Beyond packing my shit up and driving a uhaul to Jackson Hole and/or hold a party for Kris, without whom I would never recognize the lamey, lameness of others, which completely trumps my own, and/or holding a party for the wonderful congresswoman from FL, without which no one would ever read my blog and I’d be equally as lame and/or just ahhhh…I’m also having a bit of a shit time with realizing that the past five years have fucking flown by and yet I’m feeling wholly inadequate with a headache to boot.

Re-reading that last part, I’m just a lady in waiting: Waiting for things to start making sense again so I can just get on with it. Impatient is the first word that comes to mind.

Posted by nopasanada @ 5:52 pm | 8 Comments

New and Improved

May 8, 2006 | Filed under: La Madre

With more shamless pimpage to boot


“The end of childhood is when things cease to astonish us. When the world seems familiar, when one has got used to existence, one has become an adult.” ~Eugene Ionesco

This morning I did my usual Monday self torture. Wherein, I awake an hour late considerably enough to skip the gym and then I seriously contemplate getting up. Is it really that necessary to remove oneself from under a blanket? The best was awaking to a bedroom that ever so slightly resembled the aftermath of Hiroshima. Or more like Gap/J.Crew/Anthropologie decided to throw shit around my room. At any rate, it made getting dressed that much more difficult; finding my raincoat in my bottom drawer, not withstanding.

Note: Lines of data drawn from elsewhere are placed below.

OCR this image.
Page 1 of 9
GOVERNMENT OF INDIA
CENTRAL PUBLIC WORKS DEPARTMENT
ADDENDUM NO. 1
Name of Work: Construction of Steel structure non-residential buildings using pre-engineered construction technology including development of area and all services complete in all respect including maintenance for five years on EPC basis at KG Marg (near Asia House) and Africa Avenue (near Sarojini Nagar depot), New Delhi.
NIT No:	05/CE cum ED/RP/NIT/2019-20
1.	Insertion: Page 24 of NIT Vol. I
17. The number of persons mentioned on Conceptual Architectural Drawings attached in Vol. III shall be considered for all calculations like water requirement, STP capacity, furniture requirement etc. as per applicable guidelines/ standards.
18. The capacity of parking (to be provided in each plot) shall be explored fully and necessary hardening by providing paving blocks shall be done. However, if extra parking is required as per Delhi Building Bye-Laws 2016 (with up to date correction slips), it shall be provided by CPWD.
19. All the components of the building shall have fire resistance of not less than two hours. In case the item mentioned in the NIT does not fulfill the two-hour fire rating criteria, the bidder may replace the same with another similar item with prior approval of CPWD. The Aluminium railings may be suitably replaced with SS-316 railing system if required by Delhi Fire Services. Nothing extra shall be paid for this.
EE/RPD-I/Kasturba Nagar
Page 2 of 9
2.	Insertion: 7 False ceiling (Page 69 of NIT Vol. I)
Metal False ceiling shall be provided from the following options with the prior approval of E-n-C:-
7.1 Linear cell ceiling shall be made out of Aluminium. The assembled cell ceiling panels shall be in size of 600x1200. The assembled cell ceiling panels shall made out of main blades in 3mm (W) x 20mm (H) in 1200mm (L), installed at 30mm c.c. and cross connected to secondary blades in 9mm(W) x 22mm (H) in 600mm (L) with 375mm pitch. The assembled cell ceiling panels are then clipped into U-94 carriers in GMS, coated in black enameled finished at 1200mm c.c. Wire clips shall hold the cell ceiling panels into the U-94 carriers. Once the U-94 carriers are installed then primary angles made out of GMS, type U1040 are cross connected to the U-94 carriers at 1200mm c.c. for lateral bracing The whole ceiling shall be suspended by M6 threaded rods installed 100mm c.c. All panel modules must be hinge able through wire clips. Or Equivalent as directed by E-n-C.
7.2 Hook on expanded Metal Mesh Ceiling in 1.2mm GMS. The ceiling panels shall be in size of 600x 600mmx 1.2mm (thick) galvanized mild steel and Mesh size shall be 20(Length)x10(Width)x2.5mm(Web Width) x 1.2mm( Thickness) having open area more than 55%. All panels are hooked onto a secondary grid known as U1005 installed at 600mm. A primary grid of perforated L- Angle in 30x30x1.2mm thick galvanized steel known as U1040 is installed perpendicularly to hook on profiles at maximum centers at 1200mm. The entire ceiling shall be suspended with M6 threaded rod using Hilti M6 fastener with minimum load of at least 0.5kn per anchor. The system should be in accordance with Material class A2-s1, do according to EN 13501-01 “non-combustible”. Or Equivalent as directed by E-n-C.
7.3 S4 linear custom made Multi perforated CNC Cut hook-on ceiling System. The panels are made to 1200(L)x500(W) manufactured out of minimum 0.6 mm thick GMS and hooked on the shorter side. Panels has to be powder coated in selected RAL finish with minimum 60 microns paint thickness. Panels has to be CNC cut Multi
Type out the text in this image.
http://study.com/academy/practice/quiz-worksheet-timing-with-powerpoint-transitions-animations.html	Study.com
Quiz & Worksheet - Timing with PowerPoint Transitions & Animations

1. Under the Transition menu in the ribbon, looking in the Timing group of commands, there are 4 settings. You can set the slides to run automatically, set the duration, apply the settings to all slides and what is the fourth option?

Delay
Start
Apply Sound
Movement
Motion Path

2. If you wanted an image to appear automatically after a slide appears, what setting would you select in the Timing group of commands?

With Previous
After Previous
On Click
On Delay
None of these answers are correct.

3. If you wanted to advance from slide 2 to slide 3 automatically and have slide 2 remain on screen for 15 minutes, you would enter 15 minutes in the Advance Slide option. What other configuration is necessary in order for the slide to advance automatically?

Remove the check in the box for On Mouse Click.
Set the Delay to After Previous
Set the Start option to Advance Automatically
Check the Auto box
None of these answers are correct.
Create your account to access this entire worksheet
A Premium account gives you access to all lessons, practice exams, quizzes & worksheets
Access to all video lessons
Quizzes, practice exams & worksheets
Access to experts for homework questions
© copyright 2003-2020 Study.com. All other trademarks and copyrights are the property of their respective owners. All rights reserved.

Meanwhile, in my head, I’m making great strides at recalling the weekend. Sure I remember the off color Klan jokes while driving through southeastern Pennsylvania at 10:45 PM on Saturday evening. Oxford, PA had a little bit of a children of the corn thing going on. Most assuredly, I’m able to remember when I started drinking at 4PM on Friday and stopped somewhere around 1 at a Playboy themed party in Tenleytown, finally ending my evening at Steak n’ Egg. Saturday was the aforementioned trip to Pennsylvania and a night cap at Indebleu, because nothing says ‘I love my roommate’ like free grey goose and tonics.

A few weeks ago, I had lamented to my mother that everyday is the same. I wake up, make a half ass attempt at going to the gym, I go home, pretend to give two shits about my outfit, go to work for like many hours, go home; wash, rinse and repeat. Repeat for the next 40 something years. Which looking at it now, sounds so freaking awesome that I just can’t handle it. Even better? My mother deciding to call and remind me that it’s been a year ago (one year today) that I graduated from college, which is like being reminded that you’re turning 34 but with added head bashing and possibly a few cathartic tears into one’s Special K.

There’s also the sad realization that everything is different and yet the same from last year. Except now with less money, more snark and copious amounts of alcohol. The next 45 years should be awesome, like a frying pan to the head awesome.